One evening while evading sleep and – more to the point – the intensely vivid dreams I was having, I found an extremely well done podcast Transmissions From Jonestown that completely altered my perception on a permanent level. Something Rebecca Moore said on one of the episodes – about how we know all this about Jim Jones but nothing about the people – really struck a chord with me.
Some of you were gracious enough to talk with me and share your experiences and perceptions. I began to realize that you were exactly like me in a lot of ways: idealistic, principled, and wanting a world where people could live without being hindered by things like race, sexuality, and economic status.
The more you let me into your world and lives, the more humbled I became. Some of you have gone on in your lives to continue making the world a better place in your own very significant ways. There are former members who do more in a single day than I accomplish in a year. You had every reason to give up on the dream of the world envisioned by Peoples Temple, but instead chose to continue using your moral compass to navigate through your lives. “Impressive” does not even begin to describe it.

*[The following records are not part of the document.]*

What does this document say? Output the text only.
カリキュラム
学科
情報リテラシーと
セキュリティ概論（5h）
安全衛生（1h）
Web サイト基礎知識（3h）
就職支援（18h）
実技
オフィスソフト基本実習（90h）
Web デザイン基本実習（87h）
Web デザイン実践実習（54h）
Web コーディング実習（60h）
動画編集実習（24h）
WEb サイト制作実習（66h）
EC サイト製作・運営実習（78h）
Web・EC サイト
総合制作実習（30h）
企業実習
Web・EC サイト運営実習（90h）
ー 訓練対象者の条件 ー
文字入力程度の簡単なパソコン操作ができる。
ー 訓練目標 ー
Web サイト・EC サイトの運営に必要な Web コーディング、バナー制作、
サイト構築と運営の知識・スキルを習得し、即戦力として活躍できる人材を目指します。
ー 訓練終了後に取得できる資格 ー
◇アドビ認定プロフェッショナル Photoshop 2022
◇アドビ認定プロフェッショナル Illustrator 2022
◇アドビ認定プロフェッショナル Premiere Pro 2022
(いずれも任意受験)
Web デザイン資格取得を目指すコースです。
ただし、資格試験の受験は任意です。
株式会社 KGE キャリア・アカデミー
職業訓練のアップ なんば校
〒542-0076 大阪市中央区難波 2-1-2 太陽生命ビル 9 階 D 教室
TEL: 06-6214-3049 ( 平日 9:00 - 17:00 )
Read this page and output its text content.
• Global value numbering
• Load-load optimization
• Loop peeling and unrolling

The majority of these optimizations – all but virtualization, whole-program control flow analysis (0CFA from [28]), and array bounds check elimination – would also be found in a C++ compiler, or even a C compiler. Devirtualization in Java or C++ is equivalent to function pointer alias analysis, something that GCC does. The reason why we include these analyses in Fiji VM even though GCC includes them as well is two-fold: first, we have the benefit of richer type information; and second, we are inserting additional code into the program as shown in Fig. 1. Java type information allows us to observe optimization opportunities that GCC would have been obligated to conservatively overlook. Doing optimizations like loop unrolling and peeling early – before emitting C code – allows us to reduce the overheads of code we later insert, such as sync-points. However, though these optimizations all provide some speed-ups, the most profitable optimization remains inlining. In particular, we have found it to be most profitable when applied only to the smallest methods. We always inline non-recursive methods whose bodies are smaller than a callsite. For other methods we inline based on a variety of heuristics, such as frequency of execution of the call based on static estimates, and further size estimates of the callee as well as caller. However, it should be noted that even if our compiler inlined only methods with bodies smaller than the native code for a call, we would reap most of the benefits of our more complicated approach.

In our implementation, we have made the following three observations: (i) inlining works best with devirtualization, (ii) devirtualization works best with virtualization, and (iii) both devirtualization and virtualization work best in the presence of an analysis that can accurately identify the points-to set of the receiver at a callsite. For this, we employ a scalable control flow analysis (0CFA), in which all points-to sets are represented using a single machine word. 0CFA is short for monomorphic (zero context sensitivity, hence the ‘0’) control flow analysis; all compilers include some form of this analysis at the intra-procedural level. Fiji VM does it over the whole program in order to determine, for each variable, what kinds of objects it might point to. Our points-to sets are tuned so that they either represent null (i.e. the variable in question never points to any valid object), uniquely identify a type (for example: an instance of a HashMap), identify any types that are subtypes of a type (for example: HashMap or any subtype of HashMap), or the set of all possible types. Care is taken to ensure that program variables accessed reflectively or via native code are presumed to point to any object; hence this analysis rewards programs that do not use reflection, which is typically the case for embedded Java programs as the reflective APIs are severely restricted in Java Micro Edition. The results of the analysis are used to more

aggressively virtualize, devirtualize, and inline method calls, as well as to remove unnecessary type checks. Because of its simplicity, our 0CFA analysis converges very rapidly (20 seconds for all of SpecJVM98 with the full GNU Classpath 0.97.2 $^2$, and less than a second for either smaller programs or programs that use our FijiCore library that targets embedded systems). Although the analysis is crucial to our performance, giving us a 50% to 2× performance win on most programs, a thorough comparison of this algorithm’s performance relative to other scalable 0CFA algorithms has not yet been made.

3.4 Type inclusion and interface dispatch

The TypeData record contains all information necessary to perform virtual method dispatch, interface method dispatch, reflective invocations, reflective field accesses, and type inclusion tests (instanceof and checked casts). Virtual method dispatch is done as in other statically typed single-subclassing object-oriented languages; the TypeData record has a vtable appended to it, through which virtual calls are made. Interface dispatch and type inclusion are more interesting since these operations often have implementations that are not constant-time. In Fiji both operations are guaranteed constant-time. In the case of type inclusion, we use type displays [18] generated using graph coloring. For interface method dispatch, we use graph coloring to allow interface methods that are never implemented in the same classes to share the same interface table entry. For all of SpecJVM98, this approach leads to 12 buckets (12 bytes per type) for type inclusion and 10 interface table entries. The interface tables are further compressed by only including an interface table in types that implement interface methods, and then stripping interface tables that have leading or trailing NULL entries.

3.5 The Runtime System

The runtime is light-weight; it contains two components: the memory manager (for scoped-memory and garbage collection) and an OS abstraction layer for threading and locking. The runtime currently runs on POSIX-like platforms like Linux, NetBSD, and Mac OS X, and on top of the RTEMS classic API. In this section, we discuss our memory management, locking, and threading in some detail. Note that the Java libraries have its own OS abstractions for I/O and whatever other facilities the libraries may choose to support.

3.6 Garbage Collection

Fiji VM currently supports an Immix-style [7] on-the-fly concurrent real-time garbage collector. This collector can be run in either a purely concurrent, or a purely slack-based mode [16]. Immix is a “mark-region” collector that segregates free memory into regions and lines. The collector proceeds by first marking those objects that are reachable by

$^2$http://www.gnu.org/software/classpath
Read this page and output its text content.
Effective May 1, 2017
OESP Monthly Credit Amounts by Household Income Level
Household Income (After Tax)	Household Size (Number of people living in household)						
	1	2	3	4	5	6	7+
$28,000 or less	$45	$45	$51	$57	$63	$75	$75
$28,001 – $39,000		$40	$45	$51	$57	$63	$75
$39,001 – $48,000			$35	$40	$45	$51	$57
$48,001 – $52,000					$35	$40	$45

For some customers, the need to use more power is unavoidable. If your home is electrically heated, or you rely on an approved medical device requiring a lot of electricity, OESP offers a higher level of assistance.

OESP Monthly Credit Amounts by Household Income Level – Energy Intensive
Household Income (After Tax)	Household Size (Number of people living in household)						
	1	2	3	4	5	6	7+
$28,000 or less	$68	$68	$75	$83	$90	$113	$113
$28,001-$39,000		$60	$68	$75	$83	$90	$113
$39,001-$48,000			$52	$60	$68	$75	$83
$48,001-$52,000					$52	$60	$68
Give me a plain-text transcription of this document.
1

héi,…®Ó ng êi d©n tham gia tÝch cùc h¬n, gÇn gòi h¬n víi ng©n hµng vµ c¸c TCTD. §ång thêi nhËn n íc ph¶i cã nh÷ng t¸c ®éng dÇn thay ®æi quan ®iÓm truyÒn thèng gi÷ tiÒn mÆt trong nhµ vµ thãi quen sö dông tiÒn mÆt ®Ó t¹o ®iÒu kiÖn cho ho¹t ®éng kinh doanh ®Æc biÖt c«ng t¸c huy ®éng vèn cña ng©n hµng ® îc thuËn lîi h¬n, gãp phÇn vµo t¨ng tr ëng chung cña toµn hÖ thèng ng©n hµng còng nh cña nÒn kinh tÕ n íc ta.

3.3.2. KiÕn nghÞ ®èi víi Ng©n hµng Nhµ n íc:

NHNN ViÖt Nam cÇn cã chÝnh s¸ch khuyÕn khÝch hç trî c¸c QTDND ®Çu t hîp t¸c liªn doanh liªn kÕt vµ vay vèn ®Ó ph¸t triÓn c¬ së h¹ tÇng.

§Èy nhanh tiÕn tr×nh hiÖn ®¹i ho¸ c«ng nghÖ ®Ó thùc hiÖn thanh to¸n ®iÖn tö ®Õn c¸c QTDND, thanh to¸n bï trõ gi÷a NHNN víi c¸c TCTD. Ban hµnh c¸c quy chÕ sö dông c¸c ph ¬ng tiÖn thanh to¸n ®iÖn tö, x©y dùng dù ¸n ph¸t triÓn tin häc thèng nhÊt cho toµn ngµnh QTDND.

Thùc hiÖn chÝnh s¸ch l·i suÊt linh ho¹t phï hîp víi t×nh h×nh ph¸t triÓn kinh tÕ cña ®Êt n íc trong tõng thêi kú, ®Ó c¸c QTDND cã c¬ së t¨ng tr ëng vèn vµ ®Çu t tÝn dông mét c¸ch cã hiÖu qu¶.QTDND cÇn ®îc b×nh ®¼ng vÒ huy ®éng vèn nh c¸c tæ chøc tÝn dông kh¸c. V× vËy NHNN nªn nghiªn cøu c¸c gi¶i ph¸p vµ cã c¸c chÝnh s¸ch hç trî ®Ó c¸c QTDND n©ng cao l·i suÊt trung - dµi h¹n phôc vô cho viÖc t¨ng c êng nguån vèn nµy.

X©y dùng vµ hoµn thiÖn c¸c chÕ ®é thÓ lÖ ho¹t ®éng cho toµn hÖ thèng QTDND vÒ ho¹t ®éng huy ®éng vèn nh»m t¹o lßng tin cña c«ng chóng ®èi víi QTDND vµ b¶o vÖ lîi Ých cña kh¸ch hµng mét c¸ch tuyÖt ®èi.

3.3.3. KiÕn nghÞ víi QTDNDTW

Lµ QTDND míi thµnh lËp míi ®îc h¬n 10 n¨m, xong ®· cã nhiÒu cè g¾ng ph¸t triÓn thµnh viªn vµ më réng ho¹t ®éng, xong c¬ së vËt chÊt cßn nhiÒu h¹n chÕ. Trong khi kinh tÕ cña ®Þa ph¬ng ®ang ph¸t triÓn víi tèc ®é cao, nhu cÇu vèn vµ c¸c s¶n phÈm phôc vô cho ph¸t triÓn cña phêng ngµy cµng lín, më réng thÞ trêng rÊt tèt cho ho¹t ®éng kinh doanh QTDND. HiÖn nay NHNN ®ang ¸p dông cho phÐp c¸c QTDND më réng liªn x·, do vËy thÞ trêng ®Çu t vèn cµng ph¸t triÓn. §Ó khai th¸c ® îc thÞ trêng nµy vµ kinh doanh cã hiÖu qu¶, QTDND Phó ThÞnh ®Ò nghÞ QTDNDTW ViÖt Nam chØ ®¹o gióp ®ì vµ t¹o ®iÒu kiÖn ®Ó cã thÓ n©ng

I had all but lost faith in my little world before I began my research, probably why I was drawn to the Temple story – and more specifically to Jim Jones – in the first place. Not only have I learned that I would have been just as susceptible to Jones’ magnetism and charisma as everyone else, but getting to know the people has actually made me want to live in this world again. Just knowing you’re all out there being you.
Thank you for sharing, talking and expressing your experiences with us. Because of your fearlessness and candor, the perception of your movement is changing.